Şanlıurfa’dan sonraki son durağımız, Mezopotamya ovasına nazır, taş evleri, dar sokakları ve binlerce yıllık tarihiyle Mardin. Farklı inanç ve kültürlerin barış içinde bir arada yaşadığı şehir, adeta açık hava müzesi gibidir ve her köşesinden ayrı bir hikaye fısıldar.

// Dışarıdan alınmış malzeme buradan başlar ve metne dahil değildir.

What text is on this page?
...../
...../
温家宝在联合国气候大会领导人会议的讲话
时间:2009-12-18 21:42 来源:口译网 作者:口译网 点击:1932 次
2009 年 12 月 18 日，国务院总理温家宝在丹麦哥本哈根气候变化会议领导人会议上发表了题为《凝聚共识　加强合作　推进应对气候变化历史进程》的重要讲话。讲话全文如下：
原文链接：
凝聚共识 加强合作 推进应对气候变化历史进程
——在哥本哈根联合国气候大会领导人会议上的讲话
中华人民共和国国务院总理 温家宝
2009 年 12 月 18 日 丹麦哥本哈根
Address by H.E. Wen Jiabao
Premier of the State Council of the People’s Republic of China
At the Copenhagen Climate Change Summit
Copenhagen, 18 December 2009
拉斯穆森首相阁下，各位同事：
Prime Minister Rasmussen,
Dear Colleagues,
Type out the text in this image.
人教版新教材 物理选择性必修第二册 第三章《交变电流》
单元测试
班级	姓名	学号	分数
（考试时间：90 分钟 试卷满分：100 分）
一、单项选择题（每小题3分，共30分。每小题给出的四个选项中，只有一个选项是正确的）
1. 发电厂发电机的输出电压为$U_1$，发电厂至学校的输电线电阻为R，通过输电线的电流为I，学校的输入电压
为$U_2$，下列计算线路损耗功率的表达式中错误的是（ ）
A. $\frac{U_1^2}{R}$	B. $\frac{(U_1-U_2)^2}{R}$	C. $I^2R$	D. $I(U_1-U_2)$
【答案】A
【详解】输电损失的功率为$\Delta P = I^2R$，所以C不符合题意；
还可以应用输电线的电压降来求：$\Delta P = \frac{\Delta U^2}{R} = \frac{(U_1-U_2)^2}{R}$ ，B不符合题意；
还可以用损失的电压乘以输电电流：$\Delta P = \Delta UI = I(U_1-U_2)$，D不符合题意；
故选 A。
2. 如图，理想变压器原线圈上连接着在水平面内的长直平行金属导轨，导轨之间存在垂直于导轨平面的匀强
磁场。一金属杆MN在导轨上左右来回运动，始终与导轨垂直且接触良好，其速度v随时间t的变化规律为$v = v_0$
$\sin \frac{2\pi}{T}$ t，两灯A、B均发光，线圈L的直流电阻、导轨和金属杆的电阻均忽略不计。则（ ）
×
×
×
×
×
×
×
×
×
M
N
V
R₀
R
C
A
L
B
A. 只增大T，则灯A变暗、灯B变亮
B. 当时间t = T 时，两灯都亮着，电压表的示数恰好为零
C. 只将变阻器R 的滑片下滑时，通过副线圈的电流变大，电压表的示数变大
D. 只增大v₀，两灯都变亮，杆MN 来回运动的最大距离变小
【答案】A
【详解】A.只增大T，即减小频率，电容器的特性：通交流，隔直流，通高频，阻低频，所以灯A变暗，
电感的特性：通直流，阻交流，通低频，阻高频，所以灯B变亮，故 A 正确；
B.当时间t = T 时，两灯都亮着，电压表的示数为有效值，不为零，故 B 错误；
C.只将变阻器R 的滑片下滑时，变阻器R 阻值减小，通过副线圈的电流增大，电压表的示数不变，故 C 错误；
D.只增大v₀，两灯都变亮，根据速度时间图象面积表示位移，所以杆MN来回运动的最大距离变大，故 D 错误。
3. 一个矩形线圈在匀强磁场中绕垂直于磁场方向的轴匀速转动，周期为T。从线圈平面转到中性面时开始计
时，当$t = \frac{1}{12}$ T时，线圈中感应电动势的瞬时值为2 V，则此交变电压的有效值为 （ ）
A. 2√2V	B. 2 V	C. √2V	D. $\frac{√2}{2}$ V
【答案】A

Mardin’de görülmesi gereken yerler:

 Mardin Eski Şehir: Tepeden aşağıya doğru basamak basamak inen, taş işçiliğinin en güzel örneklerini sergileyen bu tarihi doku, yürüyerek keşfedilmeyi bekler. Dar sokaklarda kaybolmak, kendinizi başka bir zaman diliminde hissetmenizi sağlayacak.

 Deyrulzafaran Manastırı: Süryani Ortodoks Kilisesi’nin önemli merkezlerinden biri olan bu tarihi manastır, Mezopotamya’nın mistik atmosferini en derinden hissedebileceğiniz yerlerden. Muhteşem manzarası ve etkileyici mimarisiyle sizi büyüleyecek.

 Kasımiye Medresesi: Artuklu dönemine ait büyüleyici yapı, taş işçiliğinin ve mimarinin en güzel örneklerinden biridir. Özellikle avlusundaki çeşme ve felsefe derslerinin verildiği “suyun düştüğü yer” mutlaka görülmeli.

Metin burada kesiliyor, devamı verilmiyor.